Ready, Bubble, Fly – Why are Hong Kong and Singapore Bubbling up?

by Claudia Mok

As recently mentioned by Travel Radar both Hong Kong and Singapore have relaunched their travel bubble via their respective airlines effective end of May. The question is why?

Are you Ready to Bubble & Fly…?

Starting 26 May, Cathay Pacific, flight number CX759, will carry a travel quota of 200 passengers for the first 2 weeks. All passengers are to follow strict safety measures to ensure that all precautions are taken.

Tickets are selling fast. A one-way ticket to Hong Kong on Singapore Airlines costs up to $1,000 Singapore dollars, that is approximately £538 for June. This is compared to flights costing less than HK$2000 for flights before 26 May.

              Hong Kong's Cityscape

Why Bubble?

Hong Kong and Singapore are close to one another, approximately: 2,581 kilometres. There are several ways to travel to and from both directions, for instance by cargo cruise ships, by taking a train from Hong Kong to Bangkok then another to the Singapore border and then reverse, or by simply flying directly with the duopoly that is Cathay Pacific and Singapore Airlines, one that has been going on for quite some time.

   Double Bubble

The relaunch comes after a significant decline in sales that was generated by travel and tourism.
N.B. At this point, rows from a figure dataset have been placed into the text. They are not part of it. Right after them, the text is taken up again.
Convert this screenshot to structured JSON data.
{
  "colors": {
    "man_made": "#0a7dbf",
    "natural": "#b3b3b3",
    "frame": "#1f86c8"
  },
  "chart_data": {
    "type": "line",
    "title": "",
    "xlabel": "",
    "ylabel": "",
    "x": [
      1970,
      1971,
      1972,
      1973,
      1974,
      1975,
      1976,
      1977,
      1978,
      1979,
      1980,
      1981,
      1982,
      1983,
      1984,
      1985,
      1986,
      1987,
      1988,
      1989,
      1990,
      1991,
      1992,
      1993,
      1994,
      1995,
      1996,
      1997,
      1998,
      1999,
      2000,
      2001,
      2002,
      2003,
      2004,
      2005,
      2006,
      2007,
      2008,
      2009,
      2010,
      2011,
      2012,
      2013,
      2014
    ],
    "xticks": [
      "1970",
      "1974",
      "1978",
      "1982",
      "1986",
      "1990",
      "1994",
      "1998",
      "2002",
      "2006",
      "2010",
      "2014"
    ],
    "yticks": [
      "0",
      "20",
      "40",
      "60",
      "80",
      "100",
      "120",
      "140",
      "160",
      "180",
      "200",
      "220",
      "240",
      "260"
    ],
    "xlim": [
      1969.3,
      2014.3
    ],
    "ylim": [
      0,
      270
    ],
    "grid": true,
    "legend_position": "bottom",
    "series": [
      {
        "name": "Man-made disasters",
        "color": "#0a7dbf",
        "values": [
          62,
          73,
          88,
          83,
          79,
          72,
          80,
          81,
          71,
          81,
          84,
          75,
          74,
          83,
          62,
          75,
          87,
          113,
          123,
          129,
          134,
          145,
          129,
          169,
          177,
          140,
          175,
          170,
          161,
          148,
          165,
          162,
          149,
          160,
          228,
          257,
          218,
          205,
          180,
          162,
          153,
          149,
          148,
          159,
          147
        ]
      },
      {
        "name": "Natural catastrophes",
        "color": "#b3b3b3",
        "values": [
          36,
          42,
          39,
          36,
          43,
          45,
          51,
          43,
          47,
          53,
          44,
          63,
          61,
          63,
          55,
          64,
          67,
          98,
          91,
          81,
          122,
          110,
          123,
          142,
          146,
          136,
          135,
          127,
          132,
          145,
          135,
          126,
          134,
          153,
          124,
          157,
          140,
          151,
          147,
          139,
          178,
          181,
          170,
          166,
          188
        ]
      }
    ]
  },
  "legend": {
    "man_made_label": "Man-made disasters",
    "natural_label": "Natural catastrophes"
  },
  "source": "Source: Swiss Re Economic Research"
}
According to Singapore Tourism Board, international visitor arrivals declined by 81.2% to reach only 2.7 million visitors from January to September 2020 – with a major drop of tourism receipts from Mainland China -88% which includes Hong Kong. The country ranking 4th (34%) as Singaporeans’ preferred destination.

Hong Kong’s Cathay Pacific also reported an annual loss of HK$21.65 billion, that is £2.8 billion pounds in their end of year report, 2020, due largely to the coronavirus restrictions. Indeed the lack of revenue has culminated in staff taking voluntary redundancy. Taken together with the political turmoil that is still at play due in part to China’s National Security Law, there comes a need for Hong Kong to regain stability and make ties amid strife.

Singapore's Marina Bay - a Bubble looking sculpture at the side.

Not only is this Travel Bubble a great novelty for passengers amid COVID-19 but a bubble that also secures political and financial ties for both Singapore and China.